Rosso’s goal, McDonald said, is to reduce costs by removing several layers that are present in current energy markets. “In each of them you have different teams doing different jobs, taking different levels of profit from back office to trading, from trading desks to other trading desks, and probably a total of five to six intermediaries that allow the flow of money to move from one side to another,” he said.
With AI, he said, “You now have the opportunity to replace people, labor costs and disparate systems into a single transactional infrastructure.” The aim is to bring the price customers pay for electricity closer to wholesale costs.
The second part of Tem, called RED, is a “neo-utility” built to prove Rosso’s value.
“When we started, we tried to sell our infrastructure to energy companies and we got nowhere,” he said.

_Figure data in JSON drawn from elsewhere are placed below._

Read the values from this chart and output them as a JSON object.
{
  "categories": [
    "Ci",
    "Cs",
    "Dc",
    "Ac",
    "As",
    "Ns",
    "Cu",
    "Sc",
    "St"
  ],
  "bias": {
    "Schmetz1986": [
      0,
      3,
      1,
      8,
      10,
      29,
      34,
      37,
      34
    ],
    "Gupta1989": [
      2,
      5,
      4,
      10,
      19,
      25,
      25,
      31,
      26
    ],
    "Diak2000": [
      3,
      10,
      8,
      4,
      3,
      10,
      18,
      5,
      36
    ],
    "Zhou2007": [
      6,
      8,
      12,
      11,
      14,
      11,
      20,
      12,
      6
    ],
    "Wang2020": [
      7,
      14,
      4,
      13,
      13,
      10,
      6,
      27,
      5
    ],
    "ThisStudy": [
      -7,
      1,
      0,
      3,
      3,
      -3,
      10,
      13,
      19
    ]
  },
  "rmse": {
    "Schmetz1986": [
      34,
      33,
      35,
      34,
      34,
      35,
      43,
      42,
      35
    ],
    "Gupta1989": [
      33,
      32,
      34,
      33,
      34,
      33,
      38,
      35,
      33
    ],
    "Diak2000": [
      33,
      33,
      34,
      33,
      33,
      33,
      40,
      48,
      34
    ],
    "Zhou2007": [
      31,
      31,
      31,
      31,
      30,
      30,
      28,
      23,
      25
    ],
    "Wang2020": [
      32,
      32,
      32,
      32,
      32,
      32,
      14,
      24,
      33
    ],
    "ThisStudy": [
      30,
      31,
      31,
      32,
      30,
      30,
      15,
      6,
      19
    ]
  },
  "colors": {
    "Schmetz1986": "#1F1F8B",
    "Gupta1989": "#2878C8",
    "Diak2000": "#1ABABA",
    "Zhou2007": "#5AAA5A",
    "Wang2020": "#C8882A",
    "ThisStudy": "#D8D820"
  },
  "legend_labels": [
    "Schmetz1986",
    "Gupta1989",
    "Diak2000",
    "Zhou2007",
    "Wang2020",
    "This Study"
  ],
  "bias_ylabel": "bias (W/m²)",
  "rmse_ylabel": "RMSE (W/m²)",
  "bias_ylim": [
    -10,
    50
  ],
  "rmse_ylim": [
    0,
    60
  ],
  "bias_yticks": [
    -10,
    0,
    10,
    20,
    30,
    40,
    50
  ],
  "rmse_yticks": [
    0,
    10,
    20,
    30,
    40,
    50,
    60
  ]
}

RED is currently the only utility using Rosso, and McDonald said its growth prompted the company to prioritize it over opening Rosso to others.
At some point, however, Tem plans to allow other utilities to enter.
“It doesn’t really matter how good (RED) is; it’s not going to get past 40% market share. And it shouldn’t because it becomes a monopoly in itself. So I’d much rather go get access to all the transaction flows,” McDonald said.
“Long term, we really don’t care who owns the customer, who owns the generation, as long as our infrastructure is used,” he said. “This is just an infrastructure play in the same way that AWS or Stripe was.”